Decidieron seguir la aventura juntos.
Miedo se escribe al revés
P. O Murcia
Había dos horas sagradas en la vida del acusado. Las seis y media de la tarde y las diez de la noche. Eran sus citas diarias desde hacía un mes con Sonia. Se habían conocido a través de Internet y desde entonces departían o chateaban -en el argot de la red- como antiguamente lo hacían los enamorados a través de una reja. Se fueron gustando el uno al otro. Él, encerrado en su habitación, le contaba a ella que sabía de artes marciales, de juegos de rol, de vídeoconsolas, de filosofía budista.
La policía, después de interrogarle a conciencia, cree que iba de farol. Sólo intentaba conquistarla. Quizá también por eso eligió un intrigante nickname, un sobrenombre para navegar por la red. Él era Odeim, o el mismísimo Miedo escrito al revés.
Una sensación, sin embargo, que no apreciaron en él los policías que lo detuvieron en la estación de Alicante. Fue el lunes por la mañana, justo dos días después del crimen. De 48 horas de huida junto a su nuevo amigo O. J. S. y en permanente contacto telefónico con Sonia. J. R. P. incluso llegó a contarle lo que había hecho, pero su amiga no se lo creyó del todo. Pero tampoco, por si acaso, quiso colaborar demasiado con la policía.

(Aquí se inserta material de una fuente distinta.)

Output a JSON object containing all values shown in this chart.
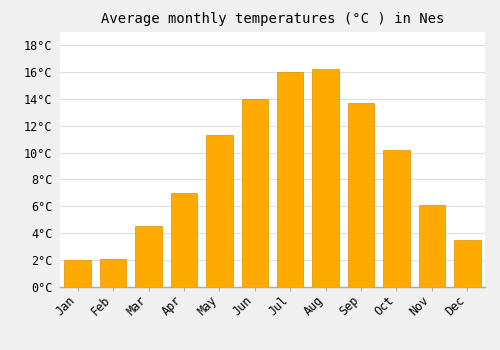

Los agentes de la Jefatura Superior de Murcia descubrieron pronto las intenciones de J. R. P. Fue justo después de encontrar los cadáveres de su familia. Al bucear en su ordenador -un potente Pentium III a 450 MHz-, encontraron el teléfono de Sonia con el prefijo de Barcelona. Un agente se acercó a su casa y alertó a la madre: "Es posible que su hija esté en contacto con un muchacho de Murcia sospechoso de haber cometido un triple crimen. Es necesario que colabore con nosotros".
La policía estaba en lo cierto. Desde algún lugar del sureste -todavía Murcia o quizá Alicante-, él había estado en contacto con ella, planeando la visita por teléfono. J. R. P. y O. J. S. llegaron a vender el móvil por 1.000 pesetas a un inmigrante de Kenia y mendigar en una iglesia para conseguir dinero y seguir con las conferencias. Todo lo que les sobró de los billetes de tren -6.000 pesetas por cabeza- lo cambiaron en monedas de 20 duros. El fugitivo hablaba continuamente con su novia internauta. Y su compañero con Desiré, una amiga de Sonia.
Todo estaba previsto para el viaje. Incluso O. J. S. quemó junto a su chabola de Alicante la camiseta ensangrentada del supuesto homicida. Pero llegó la policía.